C)- Sejam ainda anulados todos os actos posteriores àquele acto NULO - ora recorrido - e todos os demais que dele dependam.
D)- Deve promover-se o apuramento de responsabilidades junto dos serviços do Tribunal "a quo", pelos lapsos e erros cometidos e que deram origem ao presente recurso.
E)- Que o presente processo, que correu os seus termos junto do Tribunal "a quo" seja devidamente auditado pelos Serviços de Inspecção a fim de ser verificada a sua plena legalidade e
F)- Que sejam arbitrados honorários ao mandatário da arguida pelo estudo, preparação, elaboração e remessa do presente recurso por considerar "patológica" e não previsível ou normal a forma como foram violadas normas processuais e legais as quais deram origem a esta reacção da arguida.
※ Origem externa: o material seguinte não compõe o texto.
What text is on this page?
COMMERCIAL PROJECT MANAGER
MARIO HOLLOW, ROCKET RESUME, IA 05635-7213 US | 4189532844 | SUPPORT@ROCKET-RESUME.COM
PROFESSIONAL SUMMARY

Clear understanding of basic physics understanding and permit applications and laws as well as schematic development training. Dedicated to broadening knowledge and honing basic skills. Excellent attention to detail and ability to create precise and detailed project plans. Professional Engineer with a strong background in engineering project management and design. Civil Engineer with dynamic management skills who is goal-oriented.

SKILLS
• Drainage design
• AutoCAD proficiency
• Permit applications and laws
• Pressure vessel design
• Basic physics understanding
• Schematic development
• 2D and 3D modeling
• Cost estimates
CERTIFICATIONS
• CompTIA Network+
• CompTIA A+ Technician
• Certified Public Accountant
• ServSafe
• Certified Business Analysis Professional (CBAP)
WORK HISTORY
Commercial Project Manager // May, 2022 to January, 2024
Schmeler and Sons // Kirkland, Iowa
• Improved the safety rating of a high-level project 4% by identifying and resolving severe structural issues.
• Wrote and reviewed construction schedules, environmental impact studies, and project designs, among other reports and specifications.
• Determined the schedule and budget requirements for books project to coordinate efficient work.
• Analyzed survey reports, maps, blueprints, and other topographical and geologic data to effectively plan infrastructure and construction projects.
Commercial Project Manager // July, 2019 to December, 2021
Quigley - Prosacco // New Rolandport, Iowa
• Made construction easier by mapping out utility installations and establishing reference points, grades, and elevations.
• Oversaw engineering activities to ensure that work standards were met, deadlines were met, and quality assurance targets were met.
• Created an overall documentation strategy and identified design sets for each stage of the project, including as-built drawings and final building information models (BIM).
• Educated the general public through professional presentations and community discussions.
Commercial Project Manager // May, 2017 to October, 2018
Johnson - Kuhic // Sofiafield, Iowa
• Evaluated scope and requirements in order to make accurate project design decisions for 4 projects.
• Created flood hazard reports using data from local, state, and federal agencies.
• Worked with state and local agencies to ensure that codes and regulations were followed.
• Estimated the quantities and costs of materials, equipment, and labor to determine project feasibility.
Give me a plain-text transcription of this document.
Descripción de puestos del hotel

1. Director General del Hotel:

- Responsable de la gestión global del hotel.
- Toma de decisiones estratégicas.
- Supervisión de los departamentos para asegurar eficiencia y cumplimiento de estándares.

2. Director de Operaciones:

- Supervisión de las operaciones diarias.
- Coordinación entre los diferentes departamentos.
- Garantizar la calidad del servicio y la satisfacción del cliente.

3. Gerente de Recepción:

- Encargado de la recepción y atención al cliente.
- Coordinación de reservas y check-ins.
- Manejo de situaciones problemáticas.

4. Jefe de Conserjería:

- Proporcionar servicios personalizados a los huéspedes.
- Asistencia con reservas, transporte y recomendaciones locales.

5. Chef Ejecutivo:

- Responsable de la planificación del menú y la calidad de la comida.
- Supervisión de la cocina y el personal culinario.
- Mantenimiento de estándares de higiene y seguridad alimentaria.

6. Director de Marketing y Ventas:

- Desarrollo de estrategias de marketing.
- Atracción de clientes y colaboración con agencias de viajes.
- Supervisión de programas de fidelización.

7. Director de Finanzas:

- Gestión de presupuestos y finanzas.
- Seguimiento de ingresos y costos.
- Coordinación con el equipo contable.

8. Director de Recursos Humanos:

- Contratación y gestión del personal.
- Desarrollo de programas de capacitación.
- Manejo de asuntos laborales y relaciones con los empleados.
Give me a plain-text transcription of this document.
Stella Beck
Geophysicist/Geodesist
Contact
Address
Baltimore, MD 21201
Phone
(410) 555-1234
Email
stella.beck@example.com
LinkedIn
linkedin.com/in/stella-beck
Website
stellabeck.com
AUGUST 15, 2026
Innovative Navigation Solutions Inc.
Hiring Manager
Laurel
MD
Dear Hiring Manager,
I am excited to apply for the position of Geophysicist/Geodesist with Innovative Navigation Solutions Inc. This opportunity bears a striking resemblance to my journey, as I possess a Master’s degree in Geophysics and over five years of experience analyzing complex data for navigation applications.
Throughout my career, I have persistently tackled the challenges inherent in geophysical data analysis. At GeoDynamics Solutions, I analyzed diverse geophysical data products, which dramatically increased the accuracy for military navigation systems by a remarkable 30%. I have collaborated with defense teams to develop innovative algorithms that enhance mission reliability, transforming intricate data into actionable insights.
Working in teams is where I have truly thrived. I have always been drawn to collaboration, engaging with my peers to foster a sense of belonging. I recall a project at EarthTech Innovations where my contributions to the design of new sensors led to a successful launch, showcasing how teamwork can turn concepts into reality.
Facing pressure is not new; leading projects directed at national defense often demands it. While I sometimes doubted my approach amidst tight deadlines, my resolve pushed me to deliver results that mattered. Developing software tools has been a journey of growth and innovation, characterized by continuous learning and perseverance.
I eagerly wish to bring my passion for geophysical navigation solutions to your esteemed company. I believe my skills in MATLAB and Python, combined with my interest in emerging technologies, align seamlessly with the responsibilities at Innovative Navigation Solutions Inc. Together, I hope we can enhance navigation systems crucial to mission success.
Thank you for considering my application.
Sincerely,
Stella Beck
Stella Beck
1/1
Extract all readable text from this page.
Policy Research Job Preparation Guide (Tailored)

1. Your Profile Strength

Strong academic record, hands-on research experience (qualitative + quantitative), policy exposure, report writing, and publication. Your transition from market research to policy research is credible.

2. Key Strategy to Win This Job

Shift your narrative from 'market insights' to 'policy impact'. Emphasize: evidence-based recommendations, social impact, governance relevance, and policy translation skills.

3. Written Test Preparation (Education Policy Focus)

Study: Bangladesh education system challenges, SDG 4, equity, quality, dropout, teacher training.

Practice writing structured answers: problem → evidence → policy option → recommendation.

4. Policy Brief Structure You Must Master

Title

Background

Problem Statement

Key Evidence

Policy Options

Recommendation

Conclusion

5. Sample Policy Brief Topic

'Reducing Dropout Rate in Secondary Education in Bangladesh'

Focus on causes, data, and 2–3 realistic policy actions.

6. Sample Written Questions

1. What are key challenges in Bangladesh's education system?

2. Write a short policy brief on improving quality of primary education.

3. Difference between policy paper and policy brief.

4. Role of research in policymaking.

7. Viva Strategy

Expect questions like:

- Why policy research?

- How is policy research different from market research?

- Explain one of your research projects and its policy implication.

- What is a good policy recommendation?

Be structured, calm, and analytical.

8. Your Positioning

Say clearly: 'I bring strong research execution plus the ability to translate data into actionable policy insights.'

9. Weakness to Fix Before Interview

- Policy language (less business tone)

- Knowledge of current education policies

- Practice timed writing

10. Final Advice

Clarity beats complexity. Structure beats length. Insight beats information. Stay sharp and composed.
Decidindo neste sentido e nestes precisos termos farão Vªs. Exªs. Sã, Serena e Objectiva JUSTIÇA!
Não houve resposta.
Nesta instância o Ex.mo Procurador Geral Adjunto, emite parecer no sentido da improcedência do recurso.
Foi cumprido o disposto no art. 417.º, n.º 2, do Cód. Proc. Penal.
Não foi apresentada resposta.
Foram colhidos os vistos legais.
Realizada a conferência, cumpre-nos decidir.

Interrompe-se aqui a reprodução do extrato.